Costco (COST) reported second-quarter fiscal 2014 results this morning, and Wall Street finally seems to be developing some skepticism of the warehousing giant and COST stock.
Costco earnings came to $1.05 per share on revenues of $26.31 billion, both well under last year’s figures of $1.24 per share on $24.87 billion in sales. Costco earnings also failed to meet Wall Street’s expectations — analysts were projecting profits of $1.17 per share and revenues of $26.65 billion.
Investors reacted by knocking COST stock down by 3.5% in premarket trading.
A Costco spokesman cited weaker sales and gross margin results in non-foods, weaker gross margins in fresh foods, and lower international profits due to a weakening of foreign exchange rates. Margins are an especially sticky point with Costco given its much-ballyhooed practice of paying much more livable wages than the likes of Walmart (WMT) and other competitors.
Same-store sales in the United States were up 4%, including gasoline sales. Backing out gas and negative currency exchange rates, same-store sales rose 5%, both domestically and overall.
Perhaps the most refreshing thing from the report: Weaker Costco earnings were not blamed on bad weather, as several other retailers have done recently.
It also was interesting that Costco did not publish any forward guidance. But, for the record, consensus estimates for the current quarter call for earnings of $1.14 per share on $25.92 billion in sales, and full-year expectations are for $4.84 per share on $112.84 billion in sales.

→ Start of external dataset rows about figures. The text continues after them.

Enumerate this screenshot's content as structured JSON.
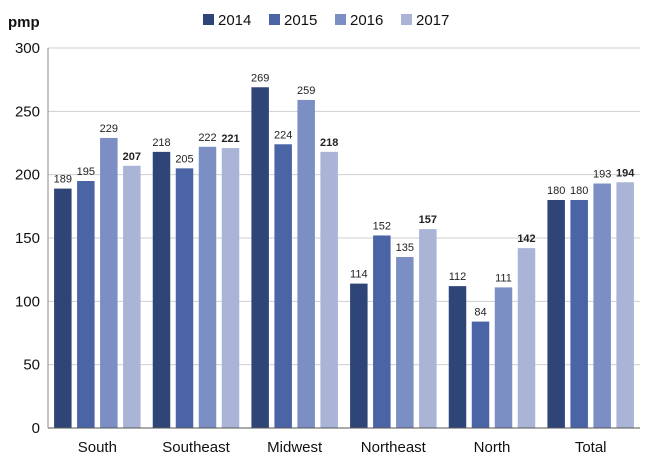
{
  "chart_data": {
    "type": "bar",
    "ylabel": "pmp",
    "ylim": [
      0,
      300
    ],
    "yticks": [
      0,
      50,
      100,
      150,
      200,
      250,
      300
    ],
    "grid": true,
    "legend_position": "top",
    "categories": [
      "South",
      "Southeast",
      "Midwest",
      "Northeast",
      "North",
      "Total"
    ],
    "series": [
      {
        "name": "2014",
        "color": "#2f4577",
        "values": [
          189,
          218,
          269,
          114,
          112,
          180
        ]
      },
      {
        "name": "2015",
        "color": "#4a64a6",
        "values": [
          195,
          205,
          224,
          152,
          84,
          180
        ]
      },
      {
        "name": "2016",
        "color": "#7c8fc4",
        "values": [
          229,
          222,
          259,
          135,
          111,
          193
        ]
      },
      {
        "name": "2017",
        "color": "#a9b4d6",
        "values": [
          207,
          221,
          218,
          157,
          142,
          194
        ]
      }
    ],
    "bold_label_series": [
      "2017"
    ]
  }
}
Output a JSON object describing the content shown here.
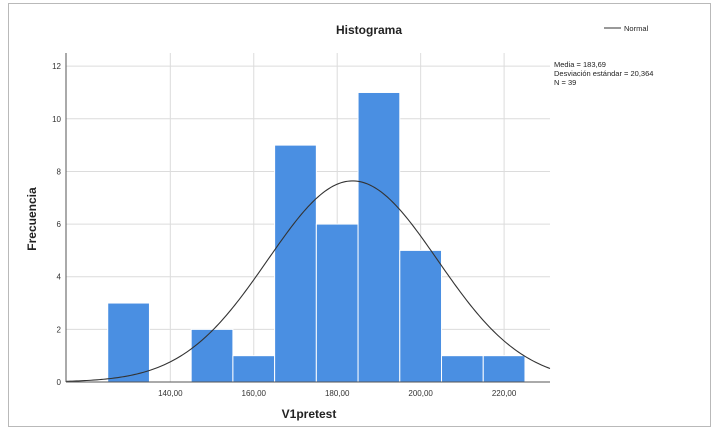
{
  "chart_data": {
    "type": "bar",
    "title": "Histograma",
    "xlabel": "V1pretest",
    "ylabel": "Frecuencia",
    "bin_width": 10,
    "bins": [
      {
        "start": 125,
        "end": 135,
        "count": 3
      },
      {
        "start": 135,
        "end": 145,
        "count": 0
      },
      {
        "start": 145,
        "end": 155,
        "count": 2
      },
      {
        "start": 155,
        "end": 165,
        "count": 1
      },
      {
        "start": 165,
        "end": 175,
        "count": 9
      },
      {
        "start": 175,
        "end": 185,
        "count": 6
      },
      {
        "start": 185,
        "end": 195,
        "count": 11
      },
      {
        "start": 195,
        "end": 205,
        "count": 5
      },
      {
        "start": 205,
        "end": 215,
        "count": 1
      },
      {
        "start": 215,
        "end": 225,
        "count": 1
      }
    ],
    "xlim": [
      115,
      231
    ],
    "ylim": [
      0,
      12.5
    ],
    "x_ticks": [
      140,
      160,
      180,
      200,
      220
    ],
    "x_tick_labels": [
      "140,00",
      "160,00",
      "180,00",
      "200,00",
      "220,00"
    ],
    "y_ticks": [
      0,
      2,
      4,
      6,
      8,
      10,
      12
    ],
    "y_tick_labels": [
      "0",
      "2",
      "4",
      "6",
      "8",
      "10",
      "12"
    ],
    "grid": true,
    "bar_color": "#4a8fe2",
    "normal_curve": {
      "mean": 183.69,
      "sd": 20.364,
      "n": 39,
      "bin_width": 10,
      "color": "#333333"
    },
    "legend": {
      "label": "Normal",
      "placement": "top-right"
    },
    "stats": {
      "mean_text": "Media = 183,69",
      "sd_text": "Desviación estándar = 20,364",
      "n_text": "N = 39"
    }
  }
}
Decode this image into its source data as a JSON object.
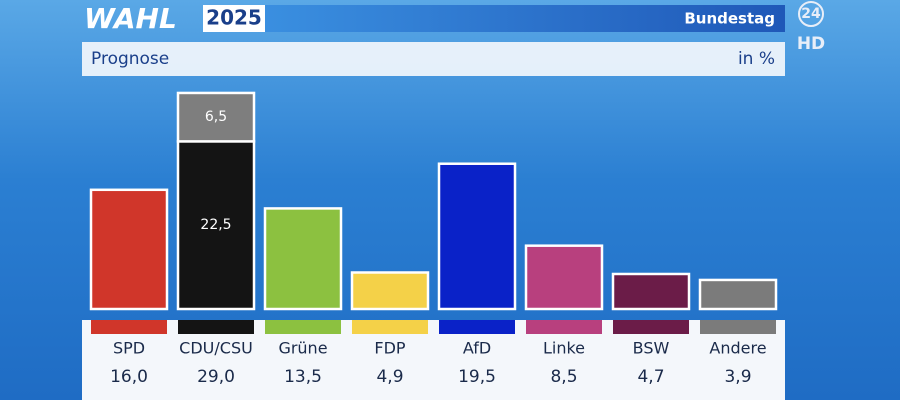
{
  "chart_data": {
    "type": "bar",
    "brand": "WAHL",
    "year": "2025",
    "subtitle": "Bundestag",
    "logo": [
      "24",
      "HD"
    ],
    "title": "Prognose",
    "unit_label": "in %",
    "categories": [
      "SPD",
      "CDU/CSU",
      "Grüne",
      "FDP",
      "AfD",
      "Linke",
      "BSW",
      "Andere"
    ],
    "values": [
      16.0,
      29.0,
      13.5,
      4.9,
      19.5,
      8.5,
      4.7,
      3.9
    ],
    "value_labels": [
      "16,0",
      "29,0",
      "13,5",
      "4,9",
      "19,5",
      "8,5",
      "4,7",
      "3,9"
    ],
    "colors": [
      "#d0362a",
      "#141414",
      "#8cc140",
      "#f4d148",
      "#0a22c8",
      "#b8407e",
      "#6b1c48",
      "#7b7b7b"
    ],
    "segments": [
      null,
      [
        {
          "value": 22.5,
          "label": "22,5",
          "color": "#141414"
        },
        {
          "value": 6.5,
          "label": "6,5",
          "color": "#7e7e7e"
        }
      ],
      null,
      null,
      null,
      null,
      null,
      null
    ]
  }
}
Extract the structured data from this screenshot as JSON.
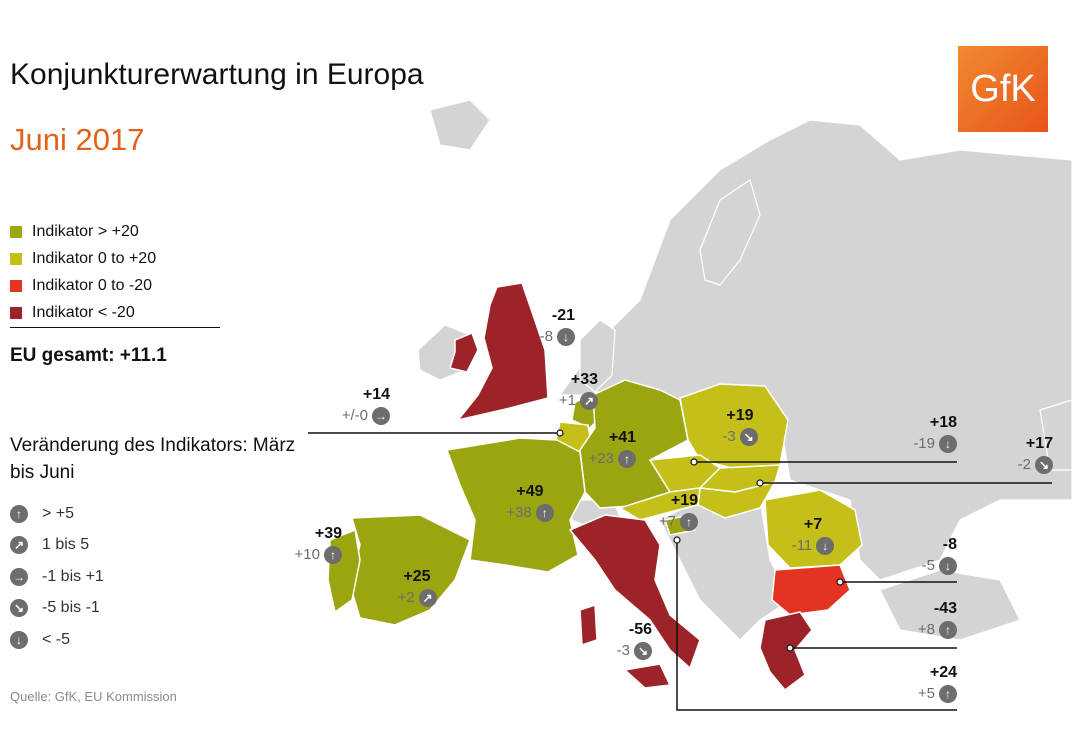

Perhaps the most disappointing thing about Thursday’s report is the fact that COST stock is slowly losing its grasp on its role as one of the better retail stories of the past couple years.
Since the market lows of 2009, Costco shares have been on a roll. From March 2009 to November 2013, COST stock rose nearly 280%.
However, revenue and gross profits were also down in the last quarter, so after several years of solid performance, this makes three quarters in a row that Coscto earnings have disappointed.
It would seem the Street is now saying, “Fool us once, shame on you. Fool us a few times, shame on us.”
Click to Enlarge As you can see from the accompanying chart, COST stock has bounced back recently, after a sharp decline between December and February. The 200-day moving average is still rising; however, the 50-day has now crossed below the 200-day, which usually does not bode well for stock performance.
Also notice the increase in volume on recent down days. Meaningful support levels on COST stock kick in around the $110 area, with the next lower support area around $105.
Another cautionary note for investors is the heavy and significant recent insider selling at Costco. Several different corporate executives sold shares of COST stock between October 2013 and January 2014 in the $116-to-$124 price range. Most of these were direct sales on the open market, and not the automatic kind, nor simply option expirations.
Given the weaker earnings lately, it would appear that COST stock could easily begin to languish behind competitors such as Walmart, Target (TGT) and even the dollar stores, such as Dollar Tree (DLTR) and Family Dollar (FDO).
Over the past year we have seen that following an earnings miss, it can take 6 or 8 weeks for retailer stocks like TGT, DLTR and FDO to rebound. Therefore, I suggest that investors would do well to put COST stock on spring break for now and look for something better until after Easter.
As of this writing, Ethan Roberts did not hold a position in any of the aforementioned securities.